FORT MYERS, Fla. — Boston Red Sox second baseman Dustin Pedroia will not arrive to spring training when position players are required to report to camp Monday, interim manager Ron Roenicke said Thursday.

“He’s still sore,” Roenicke said. “The [left] knee is still sore. The setback is still there. He won’t be here Monday. He’s going to try to evaluate what happens here. He’s going to continue to talk to the people in Arizona and [head trainer] Brad [Pearson] to figure out what the next step is and where he goes from it.”

News of Pedroia’s latest setback in his comeback attempt from his left knee injury emerged in late January. Over the past two seasons, he has played just nine games, collecting three hits in 34 plate appearances.

The fan favorite initially suffered the knee injury in 2017, when he collided with Baltimore’s Manny Machado on a slide at second base. Pedroia last played a game on April 17, 2019.

Over the past several years, he has had multiple surgeries. In October 2017, Pedroia had a cartilage restoration procedure. That was followed by scar tissue removal in July 2018. This past August, Pedroia underwent knee joint preservation surgery, an alternative to knee replacement.

“It was never comfortable on the other side having to face him, especially when the game is on the line,” Roenicke said. “It’s just not comfortable. Whenever you see a great player age differently and he’s not as good, that part is easy to see. But not when it’s an injury and he’s not been able to perform.

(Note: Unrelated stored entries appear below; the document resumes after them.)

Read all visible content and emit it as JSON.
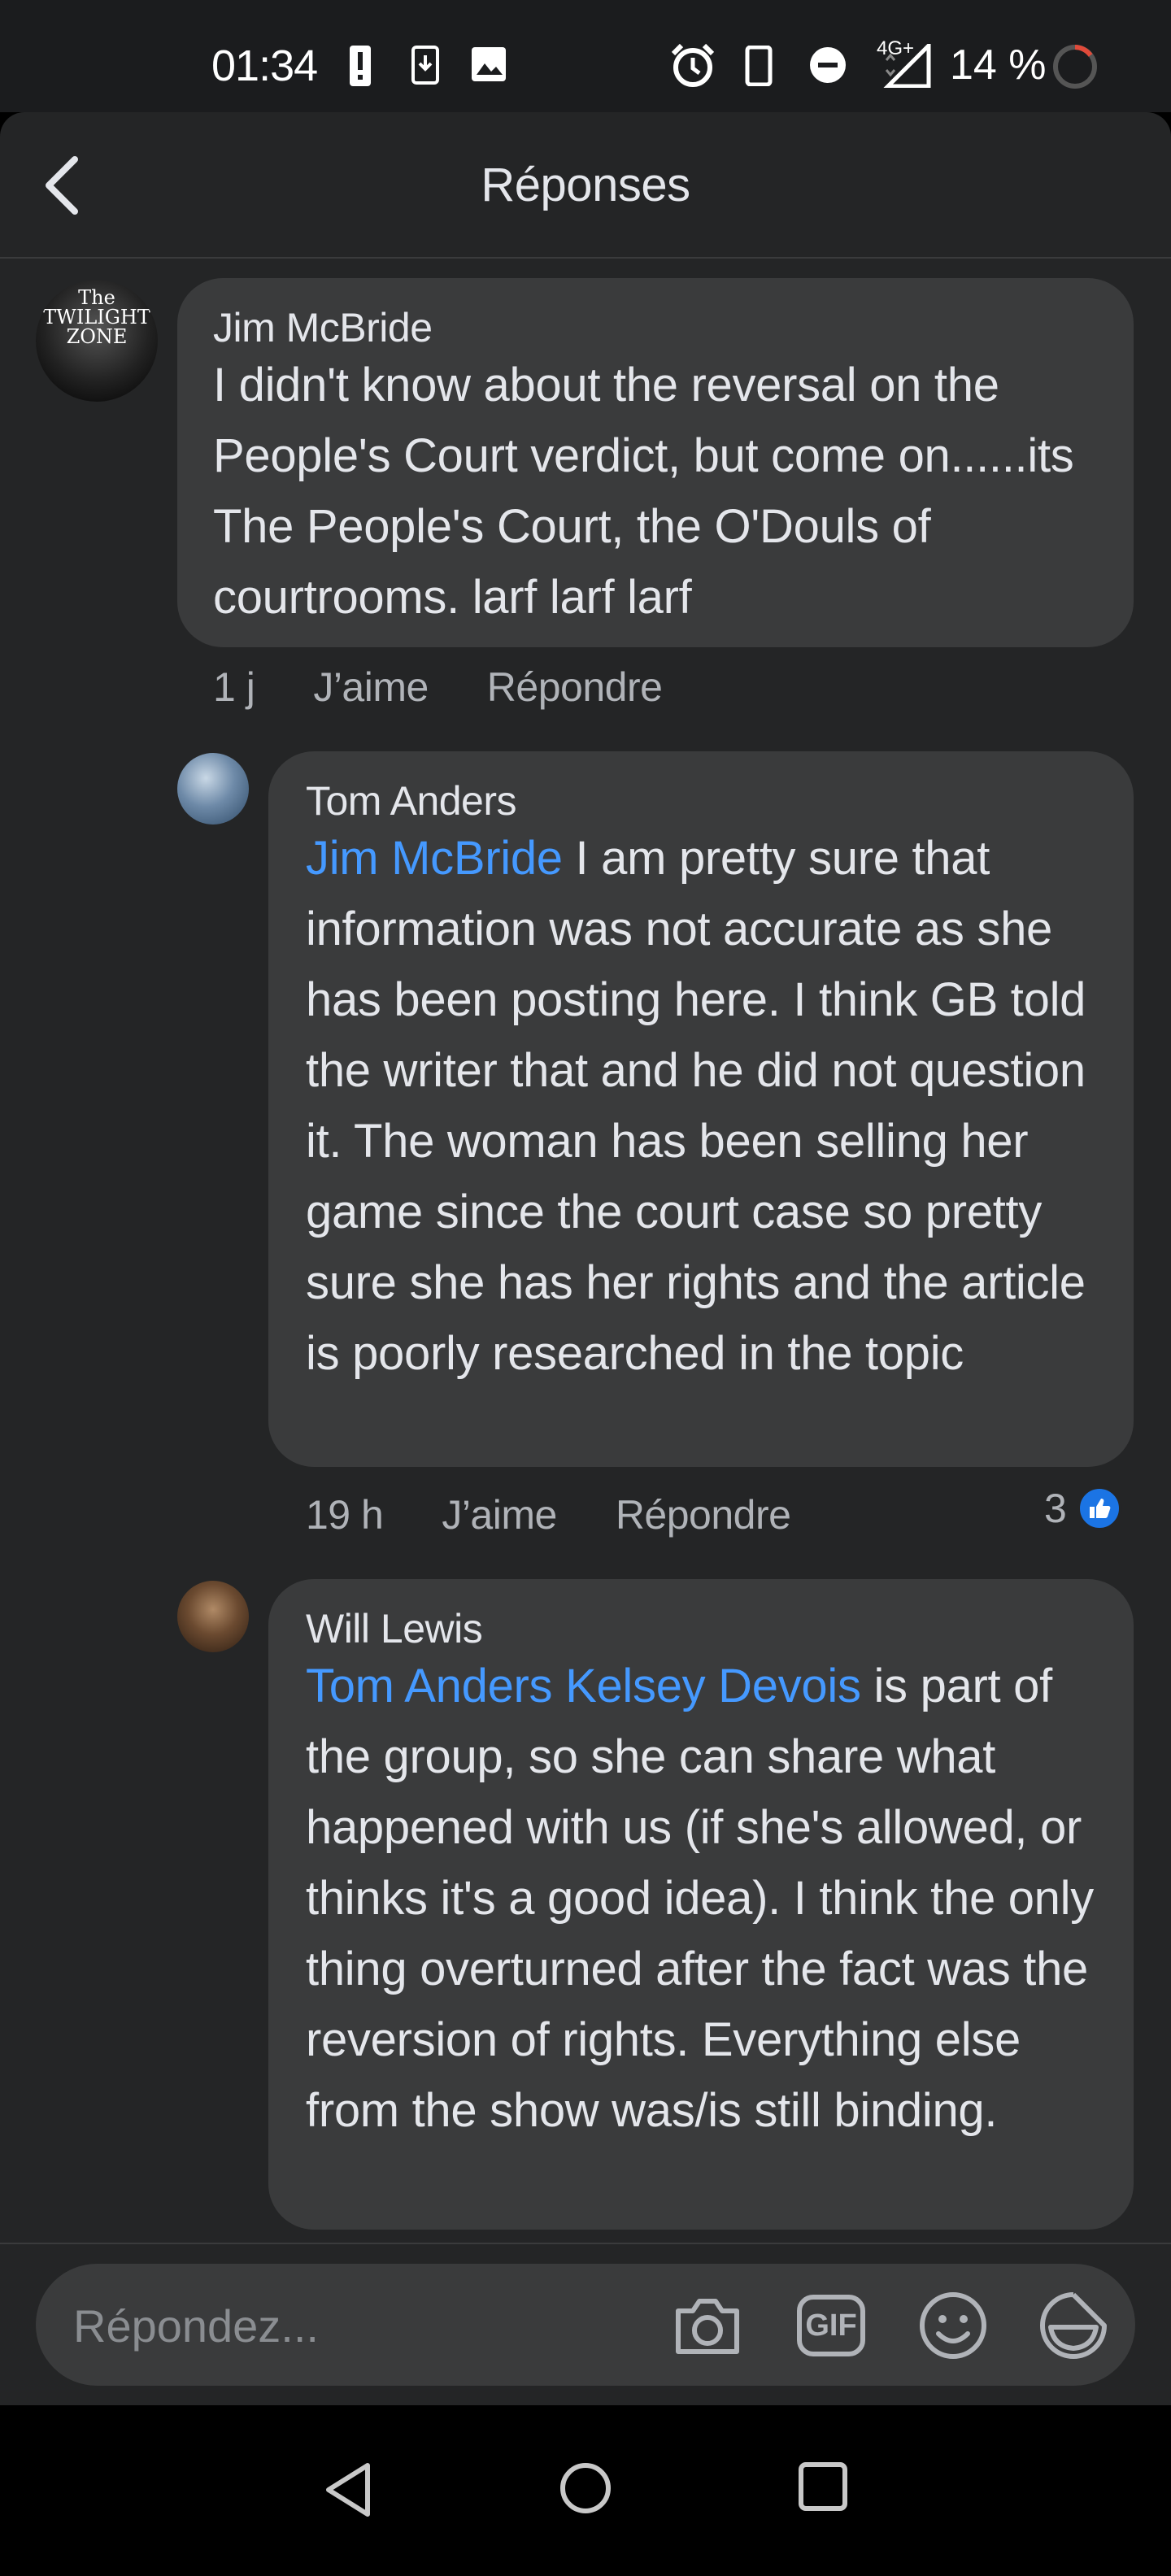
{
  "status_bar": {
    "time": "01:34",
    "battery": "14 %",
    "network": "4G+",
    "icons": [
      "alert-icon",
      "download-icon",
      "image-icon",
      "alarm-icon",
      "phone-icon",
      "dnd-icon",
      "signal-icon",
      "battery-icon"
    ]
  },
  "header": {
    "title": "Réponses",
    "back_icon": "back-arrow-icon"
  },
  "comments": [
    {
      "author": "Jim McBride",
      "avatar_text": [
        "The",
        "TWILIGHT",
        "ZONE"
      ],
      "mention": "",
      "text": "I didn't know about the reversal on the People's Court verdict, but come on......its The People's Court, the O'Douls of courtrooms. larf larf larf",
      "time": "1 j",
      "like_label": "J’aime",
      "reply_label": "Répondre",
      "likes": ""
    },
    {
      "author": "Tom Anders",
      "mention": "Jim McBride",
      "text": " I am pretty sure that information was not accurate as she has been posting here.  I think GB told the writer that and he did not question it.   The woman has been selling her game since the court case so pretty sure she has her rights and the article is poorly researched in the topic",
      "time": "19 h",
      "like_label": "J’aime",
      "reply_label": "Répondre",
      "likes": "3"
    },
    {
      "author": "Will Lewis",
      "mention": "Tom Anders Kelsey Devois",
      "text": " is part of the group, so she can share what happened with us (if she's allowed, or thinks it's a good idea). I think the only thing overturned after the fact was the reversion of rights. Everything else from the show was/is still binding.",
      "time": "",
      "like_label": "",
      "reply_label": "",
      "likes": ""
    }
  ],
  "composer": {
    "placeholder": "Répondez...",
    "icons": [
      "camera-icon",
      "gif-icon",
      "emoji-icon",
      "sticker-icon"
    ],
    "gif_label": "GIF"
  },
  "colors": {
    "background": "#242526",
    "bubble": "#3a3b3c",
    "mention": "#4599ff",
    "like_badge": "#1b74e4",
    "text_primary": "#e4e6eb",
    "text_secondary": "#b0b3b8"
  }
}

That part is really difficult.”

Pedroia previously expressed doubts last May about his ability to return to the field.

“I’m at a point right now where I need some time. That’s what my status is,” Pedroia said at that time. “Some days, I feel fine, and an hour later, walking is tough. If I’m on an hour-to-hour basis of being able to do anything athletically, that’s tough. I think the time will give me the right answer of if I can do this.”

Outfielder Jackie Bradley Jr. said he recently talked to Pedroia about his injury situation.

“You never want to hear when someone has a setback, especially a player of his caliber and what he means to not only this team, but this organization,” Bradley said. “He’s special, and hopefully we can see him soon.”

Through his 14-year career in the majors, Pedroia has hit .299/.365/.439 with 140 homers, 394 doubles and 725 RBIs. He earned American League MVP honors in 2008, when he hit .326/.376/.493 with 17 homers and 83 RBIs, and has won four Gold Gloves.